Bully (Mississippi State)
The name “Bully” is worrisome. He doesn’t look that frightening, so what on earth has he done to deserve the nickname “Bully”? I can’t say, but I can say that we’re pretty evenly matched. My first move would be to attack the torso. He looks like he only really works on his arms, and I think his core is a weak point. Then, I’d try to attack the jaw. I’m not sure how effective my gameplan would be in practice, which is why he’s in this tier.
Smokey (Tennessee)
Smokey doesn’t scare me, but I think I will underestimate him. Think of this as Michigan against Appalachian State in 2007. I think I would be confident to the point of it being a weakness. I’m not saying that I’d lose, but I’m on upset watch if I have to fight Smokey.
SECTION 4: Will Probably Kick My Ass
Mr. Commodore (Vanderbilt)
Listen, this isn’t the most intimidating mascot. But he’s a naval officer of high rank, and his military background is something to keep an eye on. Also, I’m assuming he’s a student at Vanderbilt, which means he’s pretty damn smart. He probably has spent a lot of time studying basic self-defense in preparation for a situation like this, and I think I could find myself out-coached.
Aubie the Tiger (Auburn)
Aubie is electric. He’s not the biggest, but he may be the most passionate mascot in the conference. He has heart, which is a truly underrated quality in fighting. This is like fighting Rocky, and Rocky always wins. Hopefully I could at least put up an Ivan Drago-worthy fight.
Hairy Dawg (Georgia)
I just don’t know where I’d start with this guy. His jaw is unhittable. I could swing at that thing all day and it wouldn’t bother him. Plus, he’s wearing shoulder pads, which means that he’s protected from most of my body shots. If I have a chance in this fight, it’s going to have to be on the ground. If I find a way to tackle him, his collar is going to get in the way of any submission technique. I’m not sure if he could beat me up, but I’m fairly certain I couldn’t beat him up.
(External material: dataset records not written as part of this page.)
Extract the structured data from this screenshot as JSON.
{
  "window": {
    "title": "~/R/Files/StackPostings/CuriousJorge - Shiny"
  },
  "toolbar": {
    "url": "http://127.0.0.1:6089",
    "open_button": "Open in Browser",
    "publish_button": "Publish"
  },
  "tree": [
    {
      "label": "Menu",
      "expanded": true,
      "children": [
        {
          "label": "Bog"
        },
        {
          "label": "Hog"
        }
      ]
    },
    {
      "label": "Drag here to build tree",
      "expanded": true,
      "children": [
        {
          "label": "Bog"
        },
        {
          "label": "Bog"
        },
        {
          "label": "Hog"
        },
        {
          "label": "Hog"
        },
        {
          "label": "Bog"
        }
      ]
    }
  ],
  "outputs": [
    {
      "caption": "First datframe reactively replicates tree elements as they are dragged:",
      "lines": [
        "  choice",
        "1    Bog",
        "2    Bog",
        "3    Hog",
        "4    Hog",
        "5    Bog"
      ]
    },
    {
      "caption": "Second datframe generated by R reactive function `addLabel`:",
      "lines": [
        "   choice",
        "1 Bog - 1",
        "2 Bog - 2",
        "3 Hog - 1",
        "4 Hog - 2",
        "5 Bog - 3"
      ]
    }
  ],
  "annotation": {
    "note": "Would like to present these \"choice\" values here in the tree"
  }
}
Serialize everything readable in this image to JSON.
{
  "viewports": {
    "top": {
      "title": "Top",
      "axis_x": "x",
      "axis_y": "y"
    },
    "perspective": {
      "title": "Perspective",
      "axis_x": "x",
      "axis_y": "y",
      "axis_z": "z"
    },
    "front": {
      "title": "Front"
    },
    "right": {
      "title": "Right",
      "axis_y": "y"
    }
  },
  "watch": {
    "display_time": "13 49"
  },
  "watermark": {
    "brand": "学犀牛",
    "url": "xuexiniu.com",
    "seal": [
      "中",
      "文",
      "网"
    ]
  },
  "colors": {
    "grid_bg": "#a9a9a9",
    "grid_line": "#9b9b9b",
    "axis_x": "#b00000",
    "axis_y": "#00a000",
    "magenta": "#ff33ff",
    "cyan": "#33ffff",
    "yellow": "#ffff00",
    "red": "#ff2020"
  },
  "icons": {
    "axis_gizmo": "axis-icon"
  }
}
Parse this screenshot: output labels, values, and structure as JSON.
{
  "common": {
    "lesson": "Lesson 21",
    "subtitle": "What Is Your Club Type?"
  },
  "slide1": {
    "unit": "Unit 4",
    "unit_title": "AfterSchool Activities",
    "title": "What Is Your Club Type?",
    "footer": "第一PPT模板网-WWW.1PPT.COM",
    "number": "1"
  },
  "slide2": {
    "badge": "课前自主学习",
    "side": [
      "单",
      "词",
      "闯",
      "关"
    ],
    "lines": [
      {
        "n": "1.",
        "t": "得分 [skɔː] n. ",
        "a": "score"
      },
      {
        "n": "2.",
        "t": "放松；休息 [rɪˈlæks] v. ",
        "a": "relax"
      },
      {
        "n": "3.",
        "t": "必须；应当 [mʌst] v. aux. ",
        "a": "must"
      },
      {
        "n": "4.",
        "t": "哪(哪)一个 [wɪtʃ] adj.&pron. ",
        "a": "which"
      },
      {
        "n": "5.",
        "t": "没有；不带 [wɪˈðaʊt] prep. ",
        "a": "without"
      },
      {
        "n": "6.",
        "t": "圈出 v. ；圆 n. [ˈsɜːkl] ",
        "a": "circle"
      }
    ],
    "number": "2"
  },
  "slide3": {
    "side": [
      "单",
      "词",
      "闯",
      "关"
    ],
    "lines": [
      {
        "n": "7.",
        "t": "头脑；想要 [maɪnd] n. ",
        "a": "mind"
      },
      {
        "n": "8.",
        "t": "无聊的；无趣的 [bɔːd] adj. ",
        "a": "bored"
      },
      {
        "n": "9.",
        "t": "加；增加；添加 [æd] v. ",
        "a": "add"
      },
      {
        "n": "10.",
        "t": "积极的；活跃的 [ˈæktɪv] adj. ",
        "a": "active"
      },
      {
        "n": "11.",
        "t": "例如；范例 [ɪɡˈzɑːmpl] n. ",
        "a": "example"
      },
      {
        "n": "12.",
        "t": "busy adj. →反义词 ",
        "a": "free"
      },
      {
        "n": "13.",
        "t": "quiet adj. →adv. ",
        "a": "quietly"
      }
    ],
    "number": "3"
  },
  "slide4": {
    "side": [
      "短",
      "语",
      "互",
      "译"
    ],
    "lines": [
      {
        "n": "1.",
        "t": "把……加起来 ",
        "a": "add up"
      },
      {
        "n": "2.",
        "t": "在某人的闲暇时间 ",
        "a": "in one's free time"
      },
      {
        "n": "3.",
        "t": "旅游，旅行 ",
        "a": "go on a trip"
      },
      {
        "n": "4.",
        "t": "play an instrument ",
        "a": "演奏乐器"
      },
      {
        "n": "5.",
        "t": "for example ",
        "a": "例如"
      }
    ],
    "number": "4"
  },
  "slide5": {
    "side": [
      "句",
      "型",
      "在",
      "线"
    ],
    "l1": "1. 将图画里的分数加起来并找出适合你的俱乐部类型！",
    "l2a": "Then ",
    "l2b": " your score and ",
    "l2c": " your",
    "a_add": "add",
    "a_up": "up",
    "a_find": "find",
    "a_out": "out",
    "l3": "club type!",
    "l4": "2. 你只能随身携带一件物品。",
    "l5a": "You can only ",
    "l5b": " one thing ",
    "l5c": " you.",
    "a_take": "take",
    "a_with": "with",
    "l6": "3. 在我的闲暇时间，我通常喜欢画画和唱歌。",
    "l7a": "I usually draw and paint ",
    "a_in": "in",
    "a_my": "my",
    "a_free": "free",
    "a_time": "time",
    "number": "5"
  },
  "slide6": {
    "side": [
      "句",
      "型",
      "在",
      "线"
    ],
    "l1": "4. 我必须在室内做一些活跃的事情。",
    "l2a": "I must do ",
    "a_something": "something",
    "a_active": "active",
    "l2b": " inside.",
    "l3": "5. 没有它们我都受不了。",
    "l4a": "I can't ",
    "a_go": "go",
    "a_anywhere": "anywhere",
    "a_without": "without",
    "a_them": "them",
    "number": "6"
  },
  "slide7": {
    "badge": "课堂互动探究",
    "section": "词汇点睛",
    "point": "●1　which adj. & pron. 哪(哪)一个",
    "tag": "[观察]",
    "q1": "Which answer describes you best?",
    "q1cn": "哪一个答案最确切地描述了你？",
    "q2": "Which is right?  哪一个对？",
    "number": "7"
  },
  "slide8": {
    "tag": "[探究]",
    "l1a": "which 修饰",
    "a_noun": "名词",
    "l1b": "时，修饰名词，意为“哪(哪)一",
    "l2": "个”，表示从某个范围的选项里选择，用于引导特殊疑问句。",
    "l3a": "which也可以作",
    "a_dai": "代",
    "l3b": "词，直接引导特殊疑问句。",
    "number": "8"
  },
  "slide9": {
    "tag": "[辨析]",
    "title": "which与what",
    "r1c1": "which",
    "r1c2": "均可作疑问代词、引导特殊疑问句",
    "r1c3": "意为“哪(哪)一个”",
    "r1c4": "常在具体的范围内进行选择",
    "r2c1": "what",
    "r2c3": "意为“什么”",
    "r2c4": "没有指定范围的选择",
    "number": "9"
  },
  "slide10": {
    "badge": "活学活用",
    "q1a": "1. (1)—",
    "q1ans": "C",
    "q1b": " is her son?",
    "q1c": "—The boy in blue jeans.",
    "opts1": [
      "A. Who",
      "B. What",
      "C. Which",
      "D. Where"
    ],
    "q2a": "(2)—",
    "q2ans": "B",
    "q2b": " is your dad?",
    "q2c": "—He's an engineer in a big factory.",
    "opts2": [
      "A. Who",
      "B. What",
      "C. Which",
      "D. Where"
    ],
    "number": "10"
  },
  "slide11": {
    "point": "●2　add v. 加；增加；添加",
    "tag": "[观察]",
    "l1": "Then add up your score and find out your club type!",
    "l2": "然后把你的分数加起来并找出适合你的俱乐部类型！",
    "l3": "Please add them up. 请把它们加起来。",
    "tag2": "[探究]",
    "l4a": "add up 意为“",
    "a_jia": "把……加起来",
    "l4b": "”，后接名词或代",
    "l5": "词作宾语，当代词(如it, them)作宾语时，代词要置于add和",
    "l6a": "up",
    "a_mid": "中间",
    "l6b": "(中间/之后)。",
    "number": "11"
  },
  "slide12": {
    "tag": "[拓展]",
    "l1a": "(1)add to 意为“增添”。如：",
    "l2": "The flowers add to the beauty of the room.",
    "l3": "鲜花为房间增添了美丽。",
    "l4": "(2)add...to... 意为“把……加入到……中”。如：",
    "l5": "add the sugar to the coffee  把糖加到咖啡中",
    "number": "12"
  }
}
SECTION 5: They’re 100% Kicking My Ass
Tony the Landshark (Ole Miss)
Ole Miss recently decided to change their mascot from the politically incorrect Colonel Reb to Tony the Landshark. I would feel pretty confident against a racist bear, but this new beast completely changes the conversation. He’s jacked, and I’m not even sure that his arms are fake. He probably fights people bigger than me everyday just to maintain his gains, and I’m just praying that stadium security would tackle me before I got to him.
Mike the Tiger (LSU)
There’s no debate, Mike is taking me behind the shed. Not only is he big, but his face has a ton of cushion, which means that my haymakers won’t really bother him. I’d rather fight an actual tiger than this unit. Just look at his eyes; he has clearly taken something that I can’t compete with. Expect blood.